Di Marco Doldi
“È necessario tornare a pensare e a pensare insieme: bisogna traguardare la dittatura del pensiero unico”. Parole centrali della prolusione del cardinale Angelo Bagnasco al Consiglio permanente della Conferenza episcopale italiana. Pensare in questo importante momento significa “reagire alla cultura delle frasi emotive, delle frasi ad effetto, della ricerca di consenso, dell’intimidazione”. Sì, perché le questioni serie non si affrontano con battute o slogan, ma con la fatica del pensare.
A chi compete questa missione? Sarebbe sbagliato ritenere che questo sia il compito solo di alcuni, ad esempio dei pastori della Chiesa. Certo, essi devono insegnare per mandato di Cristo, ma non possono essere gli unici a riflettere e a parlare. Piuttosto occorre che l’intera comunità cristiana si senta coinvolta nella fatica di pensare. Avviene questo? Sono le nostre comunità, dalle più piccole alle più grandi, luogo di pensiero? Si ritiene questo sforzo importante come l’impegno per la catechesi, per la celebrazione dei sacramenti e per la carità? Forse è giunto il momento di porsi queste domande, a motivo del fatto che tutti respirano i miasmi del pensiero unico, il quale decide da solo “che cosa esiste e che cosa no, di che cosa si può parlare e di che cosa è proibito”.
La comunità cristiana, a qualunque livello, è luogo privilegiato dove far nascere un nuovo pensiero, un nuovo umanesimo, che trova in Cristo il suo riferimento vitale. Sono infatti vere le parole conciliari: “Chiunque segue Cristo, l’uomo perfetto, diventa anch’egli più uomo” (GS 41). Le comunità parrocchiali, poi, hanno una situazione privilegiata: da una parte trasmettono la pienezza dell’annuncio, della vita di grazia e della testimonianza; da un’altra sono profondamente inserite nel territorio. Soprattutto, grazie ad esse la Chiesa ha una presenza capillare nel territorio nazionale. Questa situazione le pone in una posizione privilegiata, in quanto non solo trasmettono, ma anche ricevono. Sono mandate al popolo con il dono del vangelo di grazia e dal popolo sono arricchite.

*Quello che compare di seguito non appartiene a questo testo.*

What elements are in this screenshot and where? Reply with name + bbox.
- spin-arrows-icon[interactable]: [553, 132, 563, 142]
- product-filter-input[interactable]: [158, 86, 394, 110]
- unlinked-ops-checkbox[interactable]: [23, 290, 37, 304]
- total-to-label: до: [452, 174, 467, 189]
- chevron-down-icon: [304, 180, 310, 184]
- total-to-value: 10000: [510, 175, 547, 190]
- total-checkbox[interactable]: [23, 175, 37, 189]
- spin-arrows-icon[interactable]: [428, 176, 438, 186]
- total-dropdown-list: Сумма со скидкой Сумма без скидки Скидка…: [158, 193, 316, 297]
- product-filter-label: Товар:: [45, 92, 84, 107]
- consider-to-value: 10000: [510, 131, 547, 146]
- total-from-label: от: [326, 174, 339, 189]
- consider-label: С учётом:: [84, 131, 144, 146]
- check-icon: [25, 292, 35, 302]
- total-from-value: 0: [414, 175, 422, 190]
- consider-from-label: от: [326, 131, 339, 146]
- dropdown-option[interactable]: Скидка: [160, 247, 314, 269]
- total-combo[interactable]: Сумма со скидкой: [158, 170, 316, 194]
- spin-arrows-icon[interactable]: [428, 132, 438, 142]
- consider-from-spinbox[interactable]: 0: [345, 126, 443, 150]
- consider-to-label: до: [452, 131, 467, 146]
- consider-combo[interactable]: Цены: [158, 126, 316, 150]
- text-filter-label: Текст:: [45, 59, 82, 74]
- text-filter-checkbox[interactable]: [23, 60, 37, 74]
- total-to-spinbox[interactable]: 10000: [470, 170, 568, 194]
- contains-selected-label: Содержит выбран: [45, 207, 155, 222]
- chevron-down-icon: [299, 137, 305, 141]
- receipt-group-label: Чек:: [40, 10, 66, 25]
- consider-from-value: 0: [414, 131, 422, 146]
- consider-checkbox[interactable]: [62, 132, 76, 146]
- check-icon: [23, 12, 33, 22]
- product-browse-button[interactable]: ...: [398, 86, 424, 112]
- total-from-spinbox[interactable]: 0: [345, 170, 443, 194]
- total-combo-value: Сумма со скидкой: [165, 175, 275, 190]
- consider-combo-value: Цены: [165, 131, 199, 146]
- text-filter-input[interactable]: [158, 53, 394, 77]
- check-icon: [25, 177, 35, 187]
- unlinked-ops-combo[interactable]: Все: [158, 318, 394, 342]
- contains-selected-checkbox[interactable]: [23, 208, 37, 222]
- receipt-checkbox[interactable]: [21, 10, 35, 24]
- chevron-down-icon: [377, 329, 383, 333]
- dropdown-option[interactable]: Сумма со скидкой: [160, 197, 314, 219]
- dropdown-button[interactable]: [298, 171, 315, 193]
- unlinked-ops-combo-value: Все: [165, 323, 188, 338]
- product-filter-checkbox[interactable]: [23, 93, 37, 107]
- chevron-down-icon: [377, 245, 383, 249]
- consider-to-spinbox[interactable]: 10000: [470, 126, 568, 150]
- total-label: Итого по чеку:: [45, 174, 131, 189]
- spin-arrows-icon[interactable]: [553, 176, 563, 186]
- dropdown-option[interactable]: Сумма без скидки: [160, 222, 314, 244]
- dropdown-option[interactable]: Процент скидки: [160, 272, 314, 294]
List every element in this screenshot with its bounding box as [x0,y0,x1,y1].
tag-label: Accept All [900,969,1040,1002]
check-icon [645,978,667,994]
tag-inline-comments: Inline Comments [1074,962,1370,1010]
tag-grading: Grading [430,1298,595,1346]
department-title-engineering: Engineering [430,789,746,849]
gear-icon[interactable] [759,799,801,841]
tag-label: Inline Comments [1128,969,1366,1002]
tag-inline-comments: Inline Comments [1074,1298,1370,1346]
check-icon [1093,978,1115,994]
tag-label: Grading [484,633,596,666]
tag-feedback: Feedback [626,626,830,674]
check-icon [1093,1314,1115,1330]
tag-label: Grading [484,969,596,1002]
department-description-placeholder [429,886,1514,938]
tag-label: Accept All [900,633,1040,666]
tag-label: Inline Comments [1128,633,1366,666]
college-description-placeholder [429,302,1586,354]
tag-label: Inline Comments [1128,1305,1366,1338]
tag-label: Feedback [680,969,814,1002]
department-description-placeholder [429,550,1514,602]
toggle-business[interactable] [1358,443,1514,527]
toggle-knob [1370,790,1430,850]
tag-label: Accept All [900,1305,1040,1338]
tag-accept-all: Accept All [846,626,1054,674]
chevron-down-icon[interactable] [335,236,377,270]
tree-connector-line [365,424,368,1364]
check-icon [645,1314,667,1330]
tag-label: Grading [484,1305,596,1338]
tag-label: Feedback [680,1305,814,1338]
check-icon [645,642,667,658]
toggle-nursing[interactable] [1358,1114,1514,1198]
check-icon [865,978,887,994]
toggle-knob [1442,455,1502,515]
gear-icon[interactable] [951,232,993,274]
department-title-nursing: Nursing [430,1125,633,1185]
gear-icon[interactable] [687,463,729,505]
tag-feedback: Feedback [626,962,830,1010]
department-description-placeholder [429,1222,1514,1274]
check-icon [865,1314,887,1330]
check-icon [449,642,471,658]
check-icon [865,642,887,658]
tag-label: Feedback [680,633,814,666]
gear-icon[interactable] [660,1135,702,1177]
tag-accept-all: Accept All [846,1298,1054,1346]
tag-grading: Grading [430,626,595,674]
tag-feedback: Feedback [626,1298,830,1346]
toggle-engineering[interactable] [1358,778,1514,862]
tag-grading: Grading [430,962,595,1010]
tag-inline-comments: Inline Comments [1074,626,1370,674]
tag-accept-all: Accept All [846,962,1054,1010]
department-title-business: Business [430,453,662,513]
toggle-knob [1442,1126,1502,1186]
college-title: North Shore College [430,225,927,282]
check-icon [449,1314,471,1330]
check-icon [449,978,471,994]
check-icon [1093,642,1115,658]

Il popolo, infatti, non è un mero e anonimo recipiente, ma ha una sua sapienza ed è compendio di ciò che l’uomo è. Come il popolo cristiano è depositario di quel “sensus fidei”, che tante volte nella storia ha permesso che nella comunione con i pastori la fede autentica non andasse perduta, così è in grado di esprimere quel comune “buon senso”, che aiuta a riconoscere le esigenze più profonde e diffuse dell’uomo. Il pensiero unico, invece, è condotto da alcuni, la cui voce sembra universale per le forze dispiegate e l’amplificazione che viene data.
Ascoltare il popolo significa dar valore alla coscienza. Essa è “il punto di forza di ogni uomo e di ogni popolo e svuotare la coscienza – come si sta facendo – è un crimine incalcolabile contro l’umanità”. Togliere la coscienza impedisce la lucidità di analisi e rende deboli di fronte al potere unico, che tutto livella e finisce per esercitare un’egemonia insostenibile.
Sono urgenti comunità cristiane dove insieme si esercita la fatica del pensare e del discernere; in questo impegno il Vangelo esercita un ruolo centrale, come sempre. Occorre rendere le comunità cristiane protagoniste, capaci di cogliere i tanti valori e desideri presenti nel popolo e porli all’attenzione di tutti. Questa riflessione diviene così complementare allo stesso annuncio cristiano. Riguardo, ad esempio, ai temi del matrimonio e della famiglia, si pensi a come sia importante far emergere dalle persone il desiderio naturale di famiglia e di amore fedele e duraturo; far emergere i tanti vissuti familiari ricchi e significativi ei valori acquisiti nel tempo. Questi elementi completano e presuppongono l’insegnamento cristiano.